The finding among economists is unanimous: dependence on aid from the Russian big brother is total. The promise to rebuild a socialist paradise (70 to 80% of the GDP is directly under the control of the state) sheltered from the capitalist social crash is only an optical illusion. Investigative site Openmedia.io has calculated that Russia has spent nearly $ 120 billion in twenty-five years to keep the local economy afloat. Minsk thus remains in the sphere of influence of Moscow, in exchange for injections of capital, deliveries of energy at the discount and a privileged access to the Russian market.

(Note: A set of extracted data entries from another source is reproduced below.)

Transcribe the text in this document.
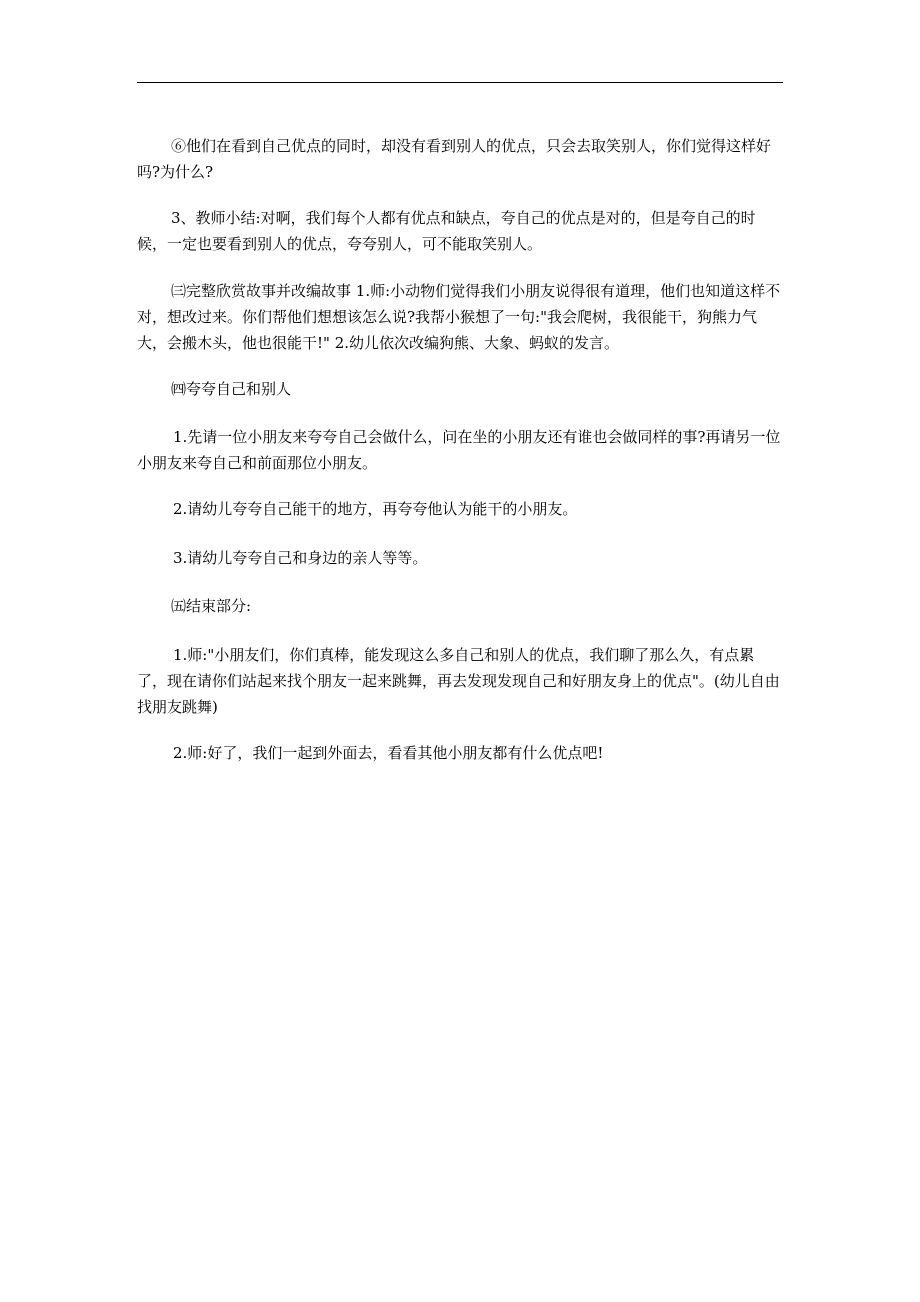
⑥他们在看到自己优点的同时，却没有看到别人的优点，只会去取笑别人，你们觉得这样好吗?为什么?

3、教师小结:对啊，我们每个人都有优点和缺点，夸自己的优点是对的，但是夸自己的时候，一定也要看到别人的优点，夸夸别人，可不能取笑别人。

㈢完整欣赏故事并改编故事 1.师:小动物们觉得我们小朋友说得很有道理，他们也知道这样不对，想改过来。你们帮他们想想该怎么说?我帮小猴想了一句:"我会爬树，我很能干，狗熊力气大，会搬木头，他也很能干!" 2.幼儿依次改编狗熊、大象、蚂蚁的发言。

㈣夸夸自己和别人

1.先请一位小朋友来夸夸自己会做什么，问在坐的小朋友还有谁也会做同样的事?再请另一位小朋友来夸自己和前面那位小朋友。

2.请幼儿夸夸自己能干的地方，再夸夸他认为能干的小朋友。

3.请幼儿夸夸自己和身边的亲人等等。

㈤结束部分:

1.师:"小朋友们，你们真棒，能发现这么多自己和别人的优点，我们聊了那么久，有点累了，现在请你们站起来找个朋友一起来跳舞，再去发现发现自己和好朋友身上的优点"。(幼儿自由找朋友跳舞)

2.师:好了，我们一起到外面去，看看其他小朋友都有什么优点吧!
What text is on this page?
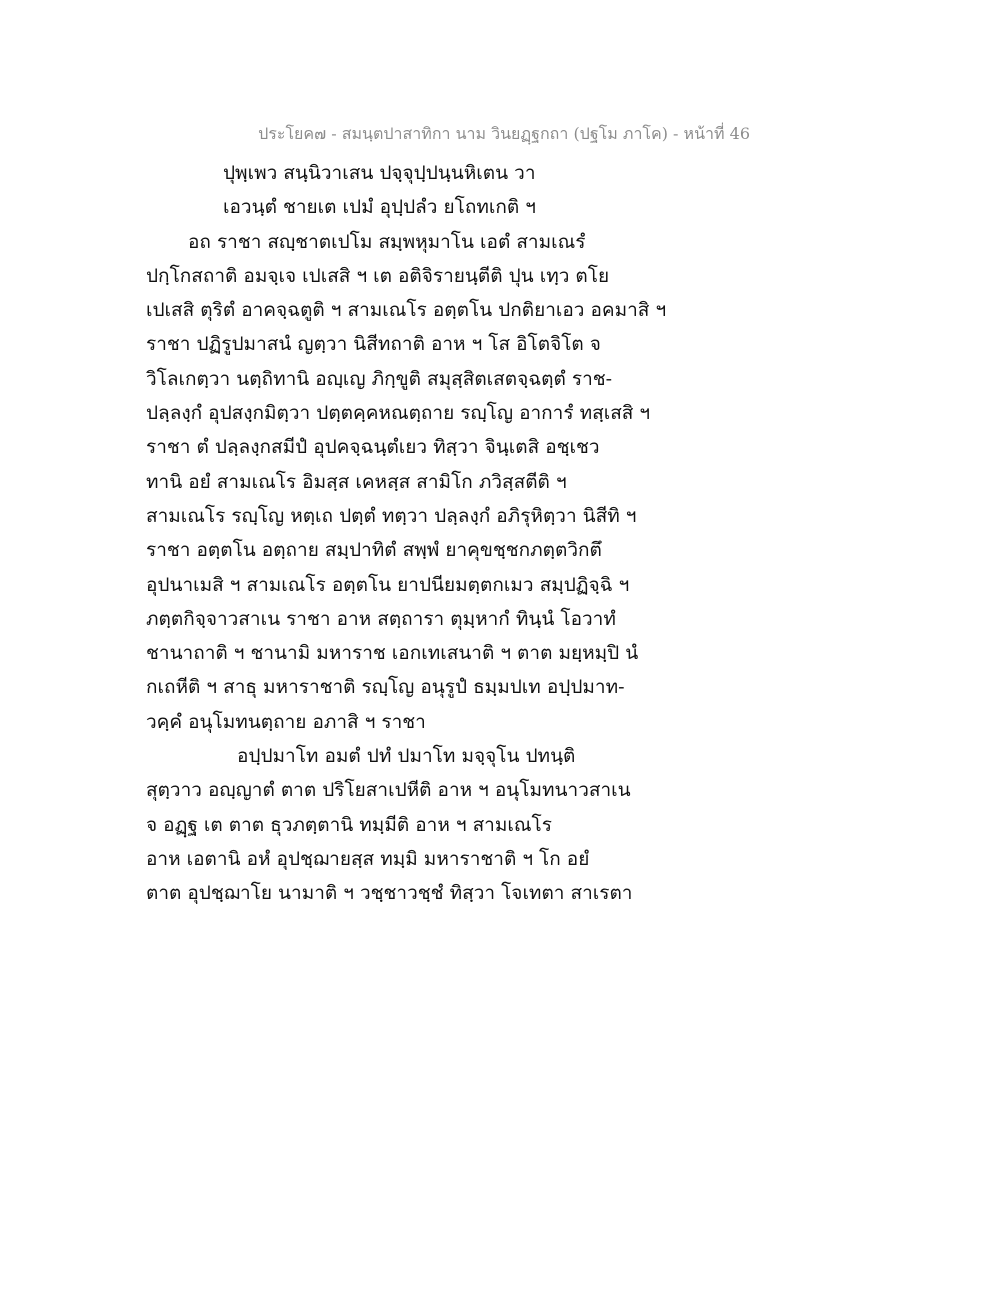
ประโยค๗ - สมนฺตปาสาทิกา นาม วินยฏฺฐกถา (ปฐโม ภาโค) - หน้าที่ 46
ปุพฺเพว สนฺนิวาเสน ปจฺจุปฺปนฺนหิเตน วา
เอวนฺตํ ชายเต เปมํ อุปฺปลํว ยโถทเกติ ฯ
อถ ราชา สญฺชาตเปโม สมฺพหุมาโน เอตํ สามเณรํ
ปกฺโกสถาติ อมจฺเจ เปเสสิ ฯ เต อติจิรายนฺตีติ ปุน เทฺว ตโย
เปเสสิ ตุริตํ อาคจฺฉตูติ ฯ สามเณโร อตฺตโน ปกติยาเอว อคมาสิ ฯ
ราชา ปฏิรูปมาสนํ ญตฺวา นิสีทถาติ อาห ฯ โส อิโตจิโต จ
วิโลเกตฺวา นตฺถิทานิ อญฺเญ ภิกฺขูติ สมุสฺสิตเสตจฺฉตฺตํ ราช-
ปลฺลงฺกํ อุปสงฺกมิตฺวา ปตฺตคฺคหณตฺถาย รญฺโญ อาการํ ทสฺเสสิ ฯ
ราชา ตํ ปลฺลงฺกสมีปํ อุปคจฺฉนฺตํเยว ทิสฺวา จินฺเตสิ อชฺเชว
ทานิ อยํ สามเณโร อิมสฺส เคหสฺส สามิโก ภวิสฺสตีติ ฯ
สามเณโร รญฺโญ หตฺเถ ปตฺตํ ทตฺวา ปลฺลงฺกํ อภิรุหิตฺวา นิสีทิ ฯ
ราชา อตฺตโน อตฺถาย สมฺปาทิตํ สพฺพํ ยาคุขชฺชกภตฺตวิกตึ
อุปนาเมสิ ฯ สามเณโร อตฺตโน ยาปนียมตฺตกเมว สมฺปฏิจฺฉิ ฯ
ภตฺตกิจฺจาวสาเน ราชา อาห สตฺถารา ตุมฺหากํ ทินฺนํ โอวาทํ
ชานาถาติ ฯ ชานามิ มหาราช เอกเทเสนาติ ฯ ตาต มยฺหมฺปิ นํ
กเถหีติ ฯ สาธุ มหาราชาติ รญฺโญ อนุรูปํ ธมฺมปเท อปฺปมาท-
วคฺคํ อนุโมทนตฺถาย อภาสิ ฯ ราชา
อปฺปมาโท อมตํ ปทํ ปมาโท มจฺจุโน ปทนฺติ
สุตฺวาว อญฺญาตํ ตาต ปริโยสาเปหีติ อาห ฯ อนุโมทนาวสาเน
จ อฏฺฐ เต ตาต ธุวภตฺตานิ ทมฺมีติ อาห ฯ สามเณโร
อาห เอตานิ อหํ อุปชฺฌายสฺส ทมฺมิ มหาราชาติ ฯ โก อยํ
ตาต อุปชฺฌาโย นามาติ ฯ วชฺชาวชฺชํ ทิสฺวา โจเทตา สาเรตา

“If we count per capita, we have received from Russia three or four times as much as the Poles or Slovaks received from the European Union, for a much worse result,” said economist Andrei Nikulin. The

regime defends its calamitous economic management by explaining that BelAZ and MAZ, the big manufacturers of national trucks and tractors, could not have survived in a market economy.

Sacrificed showcase

“Our industrial jewels are perpetually losing money, are heavily indebted and deepen their technological backwardness,” laments the economist. With industrial wages nearly twice as high for equal qualifications in Poland, the country is experiencing a brain drain. Anxious to have a modern showcase to retain young people, the former collective farm director Lukashenko encouraged the emergence of a local Silicon Valley. Offering well-trained, cheap brains, coupled with tax breaks, Minsk’s Hi-Tech Park has attracted $ 330 million in investment and alone accounted for 4% of GDP.

Alas, the Hi-Tech Park is now nothing more than a field of ruins. His employees having massively protested against the regime, he was ruthlessly beheaded. “Eliminating political threats is not only a priority, it is today the only task of the regime, notes political scientist Artiom Shreibman. If achieving this goal means shattering the image of Hi-Tech Park – pride and joy of the president – so be it. “

While the European Union decided on Friday, June 4 to ban Belarusian companies from accessing its airspace and finalize new economic sanctions against the regime, the prospect of a collapse is unlikely, again because the (geo) politics prime. “Exports to Europe oscillate between 20 and 30% of the total volume. In the event of an embargo, Russia will act as an intermediary to help Belarusian production to flow, estimates economist Sergei Aleksachenko. Putin will not let go. under no circumstances fall Lukashenko, because he does not want the Russians to believe that the sanctions are achieving their goal. The capital injections will continue. ” Will they extinguish the volcano? It’s unlikely.